Billys Vater war zu der Zeit Dirigent des klassischen Orchesters in Houston, die Rock-’n’-Roll-Ambitionen des Sprösslings unterstützte er gleichwohl.
«Meine Eltern sahen, wie gut mir die Rockmusik tut. Sie war und ist noch immer mein Ventil. Bis heute ist es für mich, aber auch für Frank Beard, den Mann ohne Bart, und für Dusty Hill ein Privileg, Rock’n’Roll spielen zu dürfen.»
1971, vor fünfzig Jahren also, brachten sie ihr «ZZ Top’s First Album» benanntes Debüt heraus, bald schon kam der grosse Erfolg, die Bärte wurden länger, die Liste der mit Edelmetall dekorierten Alben auch, Hits wie «Sharp Dressed Man», «Legs» oder «Gimme All Your Lovin’» kennen und lieben bis heute so gut wie alle, die sich an Gitarrenmusik zu erwärmen wissen, auch viele der selbstironischen Musikvideos (der Aufstieg von ZZ Top geschah in den Anfangs- und Boomjahren von MTV) sind legendär. «Auf die Bühne gehen und Krach schlagen», sagt Gibbons, «das ist immer noch unsere Mission.»
2012 erschien das fünfzehnte und bisher letzte ZZ Top-Album «La Futura».

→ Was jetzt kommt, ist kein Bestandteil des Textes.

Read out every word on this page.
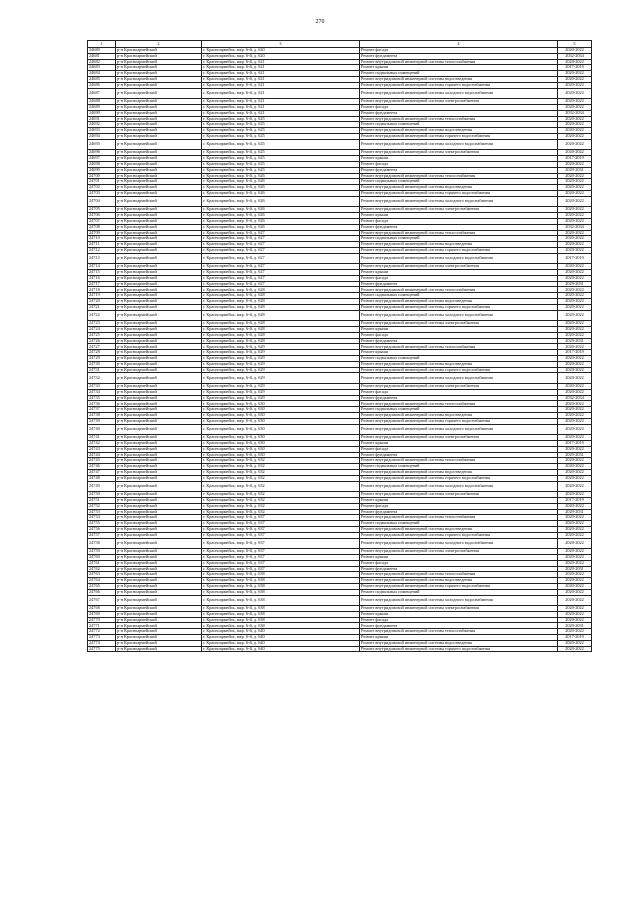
270
1	2	3	4	5
24680	р-н Красноармейский	г. Красноармейск, мкр. 6-й, д. 620	Ремонт фасада	2020-2022
24681	р-н Красноармейский	г. Красноармейск, мкр. 6-й, д. 620	Ремонт фундамента	2032-2034
24682	р-н Красноармейский	г. Красноармейск, мкр. 6-й, д. 621	Ремонт внутридомовой инженерной системы теплоснабжения	2020-2022
24683	р-н Красноармейский	г. Красноармейск, мкр. 6-й, д. 621	Ремонт крыши	2017-2019
24684	р-н Красноармейский	г. Красноармейск, мкр. 6-й, д. 621	Ремонт подвальных помещений	2020-2022
24685	р-н Красноармейский	г. Красноармейск, мкр. 6-й, д. 621	Ремонт внутридомовой инженерной системы водоотведения	2020-2022
24686	р-н Красноармейский	г. Красноармейск, мкр. 6-й, д. 621	Ремонт внутридомовой инженерной системы горячего водоснабжения	2020-2022
24687	р-н Красноармейский	г. Красноармейск, мкр. 6-й, д. 621	Ремонт внутридомовой инженерной системы холодного водоснабжения	2020-2022
24688	р-н Красноармейский	г. Красноармейск, мкр. 6-й, д. 621	Ремонт внутридомовой инженерной системы электроснабжения	2020-2022
24689	р-н Красноармейский	г. Красноармейск, мкр. 6-й, д. 621	Ремонт фасада	2020-2022
24690	р-н Красноармейский	г. Красноармейск, мкр. 6-й, д. 621	Ремонт фундамента	2032-2034
24691	р-н Красноармейский	г. Красноармейск, мкр. 6-й, д. 625	Ремонт внутридомовой инженерной системы теплоснабжения	2020-2022
24692	р-н Красноармейский	г. Красноармейск, мкр. 6-й, д. 625	Ремонт подвальных помещений	2020-2022
24693	р-н Красноармейский	г. Красноармейск, мкр. 6-й, д. 625	Ремонт внутридомовой инженерной системы водоотведения	2020-2022
24694	р-н Красноармейский	г. Красноармейск, мкр. 6-й, д. 625	Ремонт внутридомовой инженерной системы горячего водоснабжения	2020-2022
24695	р-н Красноармейский	г. Красноармейск, мкр. 6-й, д. 625	Ремонт внутридомовой инженерной системы холодного водоснабжения	2020-2022
24696	р-н Красноармейский	г. Красноармейск, мкр. 6-й, д. 625	Ремонт внутридомовой инженерной системы электроснабжения	2020-2022
24697	р-н Красноармейский	г. Красноармейск, мкр. 6-й, д. 625	Ремонт крыши	2017-2019
24698	р-н Красноармейский	г. Красноармейск, мкр. 6-й, д. 625	Ремонт фасада	2020-2022
24699	р-н Красноармейский	г. Красноармейск, мкр. 6-й, д. 625	Ремонт фундамента	2029-2031
24700	р-н Красноармейский	г. Красноармейск, мкр. 6-й, д. 626	Ремонт внутридомовой инженерной системы теплоснабжения	2020-2022
24701	р-н Красноармейский	г. Красноармейск, мкр. 6-й, д. 626	Ремонт подвальных помещений	2020-2022
24702	р-н Красноармейский	г. Красноармейск, мкр. 6-й, д. 626	Ремонт внутридомовой инженерной системы водоотведения	2020-2022
24703	р-н Красноармейский	г. Красноармейск, мкр. 6-й, д. 626	Ремонт внутридомовой инженерной системы горячего водоснабжения	2020-2022
24704	р-н Красноармейский	г. Красноармейск, мкр. 6-й, д. 626	Ремонт внутридомовой инженерной системы холодного водоснабжения	2020-2022
24705	р-н Красноармейский	г. Красноармейск, мкр. 6-й, д. 626	Ремонт внутридомовой инженерной системы электроснабжения	2020-2022
24706	р-н Красноармейский	г. Красноармейск, мкр. 6-й, д. 626	Ремонт крыши	2020-2022
24707	р-н Красноармейский	г. Красноармейск, мкр. 6-й, д. 626	Ремонт фасада	2020-2022
24708	р-н Красноармейский	г. Красноармейск, мкр. 6-й, д. 626	Ремонт фундамента	2032-2034
24709	р-н Красноармейский	г. Красноармейск, мкр. 6-й, д. 627	Ремонт внутридомовой инженерной системы теплоснабжения	2020-2022
24710	р-н Красноармейский	г. Красноармейск, мкр. 6-й, д. 627	Ремонт подвальных помещений	2020-2022
24711	р-н Красноармейский	г. Красноармейск, мкр. 6-й, д. 627	Ремонт внутридомовой инженерной системы водоотведения	2020-2022
24712	р-н Красноармейский	г. Красноармейск, мкр. 6-й, д. 627	Ремонт внутридомовой инженерной системы горячего водоснабжения	2020-2022
24713	р-н Красноармейский	г. Красноармейск, мкр. 6-й, д. 627	Ремонт внутридомовой инженерной системы холодного водоснабжения	2017-2019
24714	р-н Красноармейский	г. Красноармейск, мкр. 6-й, д. 627	Ремонт внутридомовой инженерной системы электроснабжения	2020-2022
24715	р-н Красноармейский	г. Красноармейск, мкр. 6-й, д. 627	Ремонт крыши	2020-2022
24716	р-н Красноармейский	г. Красноармейск, мкр. 6-й, д. 627	Ремонт фасада	2020-2022
24717	р-н Красноармейский	г. Красноармейск, мкр. 6-й, д. 627	Ремонт фундамента	2029-2031
24718	р-н Красноармейский	г. Красноармейск, мкр. 6-й, д. 628	Ремонт внутридомовой инженерной системы теплоснабжения	2020-2022
24719	р-н Красноармейский	г. Красноармейск, мкр. 6-й, д. 628	Ремонт подвальных помещений	2020-2022
24720	р-н Красноармейский	г. Красноармейск, мкр. 6-й, д. 628	Ремонт внутридомовой инженерной системы водоотведения	2020-2022
24721	р-н Красноармейский	г. Красноармейск, мкр. 6-й, д. 628	Ремонт внутридомовой инженерной системы горячего водоснабжения	2020-2022
24722	р-н Красноармейский	г. Красноармейск, мкр. 6-й, д. 628	Ремонт внутридомовой инженерной системы холодного водоснабжения	2020-2022
24723	р-н Красноармейский	г. Красноармейск, мкр. 6-й, д. 628	Ремонт внутридомовой инженерной системы электроснабжения	2020-2022
24724	р-н Красноармейский	г. Красноармейск, мкр. 6-й, д. 628	Ремонт крыши	2020-2022
24725	р-н Красноармейский	г. Красноармейск, мкр. 6-й, д. 628	Ремонт фасада	2020-2022
24726	р-н Красноармейский	г. Красноармейск, мкр. 6-й, д. 628	Ремонт фундамента	2029-2031
24727	р-н Красноармейский	г. Красноармейск, мкр. 6-й, д. 629	Ремонт внутридомовой инженерной системы теплоснабжения	2020-2022
24728	р-н Красноармейский	г. Красноармейск, мкр. 6-й, д. 629	Ремонт крыши	2017-2019
24729	р-н Красноармейский	г. Красноармейск, мкр. 6-й, д. 629	Ремонт подвальных помещений	2020-2022
24730	р-н Красноармейский	г. Красноармейск, мкр. 6-й, д. 629	Ремонт внутридомовой инженерной системы водоотведения	2020-2022
24731	р-н Красноармейский	г. Красноармейск, мкр. 6-й, д. 629	Ремонт внутридомовой инженерной системы горячего водоснабжения	2020-2022
24732	р-н Красноармейский	г. Красноармейск, мкр. 6-й, д. 629	Ремонт внутридомовой инженерной системы холодного водоснабжения	2020-2022
24733	р-н Красноармейский	г. Красноармейск, мкр. 6-й, д. 629	Ремонт внутридомовой инженерной системы электроснабжения	2020-2022
24734	р-н Красноармейский	г. Красноармейск, мкр. 6-й, д. 629	Ремонт фасада	2020-2022
24735	р-н Красноармейский	г. Красноармейск, мкр. 6-й, д. 629	Ремонт фундамента	2032-2034
24736	р-н Красноармейский	г. Красноармейск, мкр. 6-й, д. 630	Ремонт внутридомовой инженерной системы теплоснабжения	2020-2022
24737	р-н Красноармейский	г. Красноармейск, мкр. 6-й, д. 630	Ремонт подвальных помещений	2020-2022
24738	р-н Красноармейский	г. Красноармейск, мкр. 6-й, д. 630	Ремонт внутридомовой инженерной системы водоотведения	2020-2022
24739	р-н Красноармейский	г. Красноармейск, мкр. 6-й, д. 630	Ремонт внутридомовой инженерной системы горячего водоснабжения	2020-2022
24740	р-н Красноармейский	г. Красноармейск, мкр. 6-й, д. 630	Ремонт внутридомовой инженерной системы холодного водоснабжения	2020-2022
24741	р-н Красноармейский	г. Красноармейск, мкр. 6-й, д. 630	Ремонт внутридомовой инженерной системы электроснабжения	2020-2022
24742	р-н Красноармейский	г. Красноармейск, мкр. 6-й, д. 630	Ремонт крыши	2017-2019
24743	р-н Красноармейский	г. Красноармейск, мкр. 6-й, д. 630	Ремонт фасада	2020-2022
24744	р-н Красноармейский	г. Красноармейск, мкр. 6-й, д. 630	Ремонт фундамента	2029-2031
24745	р-н Красноармейский	г. Красноармейск, мкр. 6-й, д. 632	Ремонт внутридомовой инженерной системы теплоснабжения	2020-2022
24746	р-н Красноармейский	г. Красноармейск, мкр. 6-й, д. 632	Ремонт подвальных помещений	2020-2022
24747	р-н Красноармейский	г. Красноармейск, мкр. 6-й, д. 632	Ремонт внутридомовой инженерной системы водоотведения	2020-2022
24748	р-н Красноармейский	г. Красноармейск, мкр. 6-й, д. 632	Ремонт внутридомовой инженерной системы горячего водоснабжения	2020-2022
24749	р-н Красноармейский	г. Красноармейск, мкр. 6-й, д. 632	Ремонт внутридомовой инженерной системы холодного водоснабжения	2020-2022
24750	р-н Красноармейский	г. Красноармейск, мкр. 6-й, д. 632	Ремонт внутридомовой инженерной системы электроснабжения	2020-2022
24751	р-н Красноармейский	г. Красноармейск, мкр. 6-й, д. 632	Ремонт крыши	2017-2019
24752	р-н Красноармейский	г. Красноармейск, мкр. 6-й, д. 632	Ремонт фасада	2020-2022
24753	р-н Красноармейский	г. Красноармейск, мкр. 6-й, д. 632	Ремонт фундамента	2029-2031
24754	р-н Красноармейский	г. Красноармейск, мкр. 6-й, д. 637	Ремонт внутридомовой инженерной системы теплоснабжения	2020-2022
24755	р-н Красноармейский	г. Красноармейск, мкр. 6-й, д. 637	Ремонт подвальных помещений	2020-2022
24756	р-н Красноармейский	г. Красноармейск, мкр. 6-й, д. 637	Ремонт внутридомовой инженерной системы водоотведения	2020-2022
24757	р-н Красноармейский	г. Красноармейск, мкр. 6-й, д. 637	Ремонт внутридомовой инженерной системы горячего водоснабжения	2020-2022
24758	р-н Красноармейский	г. Красноармейск, мкр. 6-й, д. 637	Ремонт внутридомовой инженерной системы холодного водоснабжения	2020-2022
24759	р-н Красноармейский	г. Красноармейск, мкр. 6-й, д. 637	Ремонт внутридомовой инженерной системы электроснабжения	2020-2022
24760	р-н Красноармейский	г. Красноармейск, мкр. 6-й, д. 637	Ремонт крыши	2020-2022
24761	р-н Красноармейский	г. Красноармейск, мкр. 6-й, д. 637	Ремонт фасада	2020-2022
24762	р-н Красноармейский	г. Красноармейск, мкр. 6-й, д. 637	Ремонт фундамента	2029-2031
24763	р-н Красноармейский	г. Красноармейск, мкр. 6-й, д. 638	Ремонт внутридомовой инженерной системы теплоснабжения	2020-2022
24764	р-н Красноармейский	г. Красноармейск, мкр. 6-й, д. 638	Ремонт внутридомовой инженерной системы водоотведения	2020-2022
24765	р-н Красноармейский	г. Красноармейск, мкр. 6-й, д. 638	Ремонт внутридомовой инженерной системы горячего водоснабжения	2020-2022
24766	р-н Красноармейский	г. Красноармейск, мкр. 6-й, д. 638	Ремонт подвальных помещений	2020-2022
24767	р-н Красноармейский	г. Красноармейск, мкр. 6-й, д. 638	Ремонт внутридомовой инженерной системы холодного водоснабжения	2020-2022
24768	р-н Красноармейский	г. Красноармейск, мкр. 6-й, д. 638	Ремонт внутридомовой инженерной системы электроснабжения	2020-2022
24769	р-н Красноармейский	г. Красноармейск, мкр. 6-й, д. 638	Ремонт крыши	2020-2022
24770	р-н Красноармейский	г. Красноармейск, мкр. 6-й, д. 638	Ремонт фасада	2020-2022
24771	р-н Красноармейский	г. Красноармейск, мкр. 6-й, д. 638	Ремонт фундамента	2029-2031
24772	р-н Красноармейский	г. Красноармейск, мкр. 6-й, д. 640	Ремонт внутридомовой инженерной системы теплоснабжения	2020-2022
24773	р-н Красноармейский	г. Красноармейск, мкр. 6-й, д. 640	Ремонт крыши	2017-2019
24774	р-н Красноармейский	г. Красноармейск, мкр. 6-й, д. 640	Ремонт внутридомовой инженерной системы водоотведения	2020-2022
24775	р-н Красноармейский	г. Красноармейск, мкр. 6-й, д. 640	Ремонт внутридомовой инженерной системы горячего водоснабжения	2020-2022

Die gute Nachricht: Die Jungs arbeiten an einem neuen. Viel könne er noch nicht sagen, aber Hill und Beard seien, während er mit «Hardware» befasst gewesen sei, auch nicht vollständig faul gewesen, und «im Sommer treffen wir drei uns im Studio in Texas, um dort an Liedern zu arbeiten und … mal gucken, was wir eigentlich schon haben.» Ein Ende von ZZ Top jedenfalls sei überhaupt kein Thema und auch nicht absehbar. «Dafür gibt es keinen Grund, und uns dreien geht es bestens. Wir sind fitte alte Knochen.» Und schlanke dazu, zumindest Billy hat kaum Fett angesetzt, wie er erzählt. «Mir passt sogar mein vierzig Jahre alter Anzug noch. Ich habe den Eindruck, wir altern nicht schlecht.»
Auch der Bart sei nach wie vor in Bestform. Dass die Gesichtsbehaarung von Billy Gibbons und Dusty Hill seit etlichen Jahren Mainstream geworden ist, quittiert er mit einem beiläufigen «so what». Nein, «Hipster sind wir nicht.» Wenn dem so wäre, müssten sie barttechnisch auch auf Schnäuzer umsatteln. «Moden kommen und gehen», sagt Billy lakonisch. «Wir haben uns den Bart nicht wachsen lassen, weil es Mode war, sondern weil wir keine Lust hatten, uns zu rasieren.»
Billy F Gibbons: Hardware (Universal).